Current boundary work allows profiles to consume:
govengine_artifact_governance_core;govengine_planning_contracts_core;govengine_admission_policy_core;govengine_evidence_review_core;govengine_domain_profile_sdk;govengine_controlled_execution_core;govengine_security_profile_helpers;sclite_lifecycle_artifacts;sclite_review_bundles.
Unknown consumed surfaces fail conformance so a profile cannot silently depend on an undocumented kernel capability.
Profiles must not claim:
govengine_core_modules;sclite_schema_authority;live_execution_authority;credential_or_key_store;carrier_adapter_ownership;pki_or_kms_ownership;product_ux_ownership.
These remain outside profile ownership even when a profile has runtime code that performs concrete work.
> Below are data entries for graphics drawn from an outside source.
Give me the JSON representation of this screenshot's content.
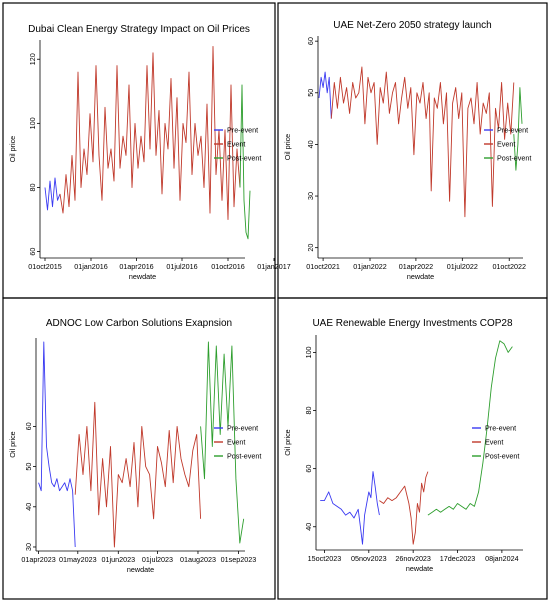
{
  "chart_data": [
    {
      "type": "line",
      "title": "Dubai Clean Energy Strategy Impact on Oil Prices",
      "xlabel": "newdate",
      "ylabel": "Oil price",
      "xlim": [
        -10,
        400
      ],
      "ylim": [
        58,
        126
      ],
      "x_ticks": [
        {
          "v": 0,
          "label": "01oct2015"
        },
        {
          "v": 92,
          "label": "01jan2016"
        },
        {
          "v": 183,
          "label": "01apr2016"
        },
        {
          "v": 274,
          "label": "01jul2016"
        },
        {
          "v": 366,
          "label": "01oct2016"
        },
        {
          "v": 458,
          "label": "01jan2017"
        }
      ],
      "y_ticks": [
        60,
        80,
        100,
        120
      ],
      "legend": {
        "placement": "right",
        "entries": [
          "Pre-event",
          "Event",
          "Post-event"
        ]
      },
      "colors": {
        "pre": "#3a3af2",
        "event": "#c0392b",
        "post": "#2e9e2e"
      },
      "series": [
        {
          "name": "Pre-event",
          "color": "#3a3af2",
          "x": [
            0,
            5,
            10,
            15,
            20,
            25,
            30
          ],
          "y": [
            80,
            73,
            82,
            74,
            83,
            76,
            78
          ]
        },
        {
          "name": "Event",
          "color": "#c0392b",
          "x": [
            30,
            36,
            42,
            48,
            54,
            60,
            66,
            72,
            78,
            84,
            90,
            96,
            102,
            108,
            114,
            120,
            126,
            132,
            138,
            144,
            150,
            156,
            162,
            168,
            174,
            180,
            186,
            192,
            198,
            204,
            210,
            216,
            222,
            228,
            234,
            240,
            246,
            252,
            258,
            264,
            270,
            276,
            282,
            288,
            294,
            300,
            306,
            312,
            318,
            324,
            330,
            336,
            342,
            348,
            354,
            360,
            366,
            372,
            378,
            384,
            390
          ],
          "y": [
            78,
            72,
            84,
            74,
            90,
            76,
            116,
            80,
            92,
            84,
            103,
            88,
            118,
            90,
            76,
            105,
            86,
            92,
            82,
            118,
            86,
            96,
            90,
            112,
            80,
            100,
            86,
            96,
            88,
            118,
            92,
            122,
            90,
            104,
            78,
            100,
            92,
            114,
            86,
            108,
            76,
            100,
            94,
            116,
            84,
            100,
            90,
            96,
            80,
            106,
            72,
            124,
            84,
            98,
            76,
            98,
            70,
            112,
            74,
            92,
            80
          ]
        },
        {
          "name": "Post-event",
          "color": "#2e9e2e",
          "x": [
            390,
            394,
            398,
            402,
            406,
            410
          ],
          "y": [
            80,
            112,
            76,
            66,
            64,
            79
          ]
        }
      ]
    },
    {
      "type": "line",
      "title": "UAE Net-Zero 2050 strategy launch",
      "xlabel": "newdate",
      "ylabel": "Oil price",
      "xlim": [
        -10,
        392
      ],
      "ylim": [
        18,
        61
      ],
      "x_ticks": [
        {
          "v": 0,
          "label": "01oct2021"
        },
        {
          "v": 92,
          "label": "01jan2022"
        },
        {
          "v": 182,
          "label": "01apr2022"
        },
        {
          "v": 273,
          "label": "01jul2022"
        },
        {
          "v": 365,
          "label": "01oct2022"
        }
      ],
      "y_ticks": [
        20,
        30,
        40,
        50,
        60
      ],
      "legend": {
        "placement": "right",
        "entries": [
          "Pre-event",
          "Event",
          "Post-event"
        ]
      },
      "colors": {
        "pre": "#3a3af2",
        "event": "#c0392b",
        "post": "#2e9e2e"
      },
      "series": [
        {
          "name": "Pre-event",
          "color": "#3a3af2",
          "x": [
            -8,
            -4,
            0,
            4,
            8,
            12,
            16
          ],
          "y": [
            49,
            53,
            51,
            54,
            50,
            53,
            45
          ]
        },
        {
          "name": "Event",
          "color": "#c0392b",
          "x": [
            16,
            22,
            28,
            34,
            40,
            46,
            52,
            58,
            64,
            70,
            76,
            82,
            88,
            94,
            100,
            106,
            112,
            118,
            124,
            130,
            136,
            142,
            148,
            154,
            160,
            166,
            172,
            178,
            184,
            190,
            196,
            202,
            208,
            212,
            218,
            224,
            230,
            236,
            242,
            248,
            254,
            260,
            266,
            272,
            278,
            284,
            290,
            296,
            302,
            308,
            314,
            320,
            326,
            332,
            338,
            344,
            350,
            356,
            362,
            368,
            374
          ],
          "y": [
            45,
            52,
            47,
            53,
            48,
            51,
            46,
            52,
            49,
            50,
            55,
            44,
            53,
            50,
            52,
            40,
            51,
            48,
            54,
            46,
            50,
            52,
            44,
            49,
            53,
            47,
            51,
            38,
            50,
            48,
            52,
            45,
            50,
            31,
            49,
            47,
            52,
            44,
            50,
            29,
            48,
            51,
            45,
            50,
            26,
            47,
            49,
            44,
            52,
            42,
            48,
            46,
            50,
            28,
            47,
            43,
            52,
            41,
            48,
            42,
            52
          ]
        },
        {
          "name": "Post-event",
          "color": "#2e9e2e",
          "x": [
            374,
            378,
            382,
            386,
            390
          ],
          "y": [
            42,
            35,
            40,
            51,
            44
          ]
        }
      ]
    },
    {
      "type": "line",
      "title": "ADNOC Low Carbon Solutions Exapnsion",
      "xlabel": "newdate",
      "ylabel": "Oil price",
      "xlim": [
        -2,
        158
      ],
      "ylim": [
        29,
        82
      ],
      "x_ticks": [
        {
          "v": 0,
          "label": "01apr2023"
        },
        {
          "v": 30,
          "label": "01may2023"
        },
        {
          "v": 61,
          "label": "01jun2023"
        },
        {
          "v": 91,
          "label": "01jul2023"
        },
        {
          "v": 122,
          "label": "01aug2023"
        },
        {
          "v": 153,
          "label": "01sep2023"
        }
      ],
      "y_ticks": [
        30,
        40,
        50,
        60
      ],
      "legend": {
        "placement": "right",
        "entries": [
          "Pre-event",
          "Event",
          "Post-event"
        ]
      },
      "colors": {
        "pre": "#3a3af2",
        "event": "#c0392b",
        "post": "#2e9e2e"
      },
      "series": [
        {
          "name": "Pre-event",
          "color": "#3a3af2",
          "x": [
            0,
            2,
            4,
            6,
            8,
            10,
            12,
            14,
            16,
            18,
            20,
            22,
            24,
            26,
            28
          ],
          "y": [
            46,
            44,
            81,
            55,
            50,
            46,
            45,
            47,
            44,
            45,
            46,
            44,
            47,
            44,
            30
          ]
        },
        {
          "name": "Event",
          "color": "#c0392b",
          "x": [
            28,
            31,
            34,
            37,
            40,
            43,
            46,
            49,
            52,
            55,
            58,
            61,
            64,
            67,
            70,
            73,
            76,
            79,
            82,
            85,
            88,
            91,
            94,
            97,
            100,
            103,
            106,
            109,
            112,
            115,
            118,
            121,
            124
          ],
          "y": [
            43,
            58,
            48,
            60,
            44,
            66,
            38,
            52,
            40,
            55,
            30,
            48,
            46,
            52,
            45,
            56,
            40,
            60,
            50,
            48,
            37,
            55,
            51,
            45,
            59,
            46,
            60,
            52,
            48,
            45,
            54,
            58,
            37
          ]
        },
        {
          "name": "Post-event",
          "color": "#2e9e2e",
          "x": [
            124,
            127,
            130,
            133,
            136,
            139,
            142,
            145,
            148,
            151,
            154,
            157
          ],
          "y": [
            60,
            47,
            81,
            55,
            80,
            58,
            78,
            60,
            80,
            47,
            31,
            37
          ]
        }
      ]
    },
    {
      "type": "line",
      "title": "UAE Renewable Energy Investments COP28",
      "xlabel": "newdate",
      "ylabel": "Oil price",
      "xlim": [
        -4,
        94
      ],
      "ylim": [
        32,
        106
      ],
      "x_ticks": [
        {
          "v": 0,
          "label": "15oct2023"
        },
        {
          "v": 21,
          "label": "05nov2023"
        },
        {
          "v": 42,
          "label": "26nov2023"
        },
        {
          "v": 63,
          "label": "17dec2023"
        },
        {
          "v": 84,
          "label": "08jan2024"
        }
      ],
      "y_ticks": [
        40,
        60,
        80,
        100
      ],
      "legend": {
        "placement": "right",
        "entries": [
          "Pre-event",
          "Event",
          "Post-event"
        ]
      },
      "colors": {
        "pre": "#3a3af2",
        "event": "#c0392b",
        "post": "#2e9e2e"
      },
      "series": [
        {
          "name": "Pre-event",
          "color": "#3a3af2",
          "x": [
            -2,
            0,
            2,
            4,
            6,
            8,
            10,
            12,
            14,
            16,
            17,
            18,
            19,
            20,
            21,
            22,
            23,
            24,
            25,
            26
          ],
          "y": [
            49,
            49,
            52,
            48,
            47,
            46,
            44,
            45,
            43,
            46,
            40,
            34,
            44,
            48,
            52,
            50,
            59,
            54,
            48,
            44
          ]
        },
        {
          "name": "Event",
          "color": "#c0392b",
          "x": [
            26,
            28,
            30,
            32,
            34,
            36,
            38,
            40,
            41,
            42,
            43,
            44,
            45,
            46,
            47,
            48,
            49
          ],
          "y": [
            49,
            48,
            50,
            49,
            50,
            52,
            54,
            48,
            43,
            34,
            38,
            48,
            45,
            55,
            52,
            57,
            59
          ]
        },
        {
          "name": "Post-event",
          "color": "#2e9e2e",
          "x": [
            49,
            51,
            53,
            55,
            57,
            59,
            61,
            63,
            65,
            67,
            69,
            71,
            73,
            75,
            77,
            79,
            81,
            83,
            85,
            87,
            89
          ],
          "y": [
            44,
            45,
            46,
            45,
            46,
            47,
            46,
            48,
            47,
            46,
            48,
            47,
            52,
            62,
            74,
            88,
            98,
            104,
            103,
            100,
            102
          ]
        }
      ]
    }
  ]
}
The built-in Ravenclaw profile contract identifies Ravenclaw as a security-research host profile. It owns campaign/runtime semantics and Logdash/operator workflow language, while consuming GovEngine admission-policy, controlled-execution, and optional security-profile helpers plus SCLite review bundles.
The ravenclaw_security_profile() SDK fixture is narrower than Ravenclaw itself: it declares security-research resource types, task families, planning stages, policy hooks, dry-run runner profile, and receipt-bounded evidence expectations. It does not make GovEngine own Ravenclaw finding taxonomy, Logdash, campaign UX, or target-test authorization.
Tecrax is reserved as a future governed infrastructure-operations runtime/profile. Its present implementation is only a dry-run/local-fixture skeleton used for conformance pressure; it does not establish infrastructure runtime ownership. Tecrax would own infrastructure domain semantics and change-management language, while GovEngine still owns only neutral kernel mechanics. Credential handling, host access, and live operations must stay runtime-owned and disabled by default in kernel examples.
The tecrax_infra_ops_profile() SDK fixture is a skeleton for dry-run/local-fixture infrastructure operations only. It exists to prove that GovEngine can validate a second domain profile without absorbing service inventories, credentials, change-management authority, live infrastructure control, or product UX.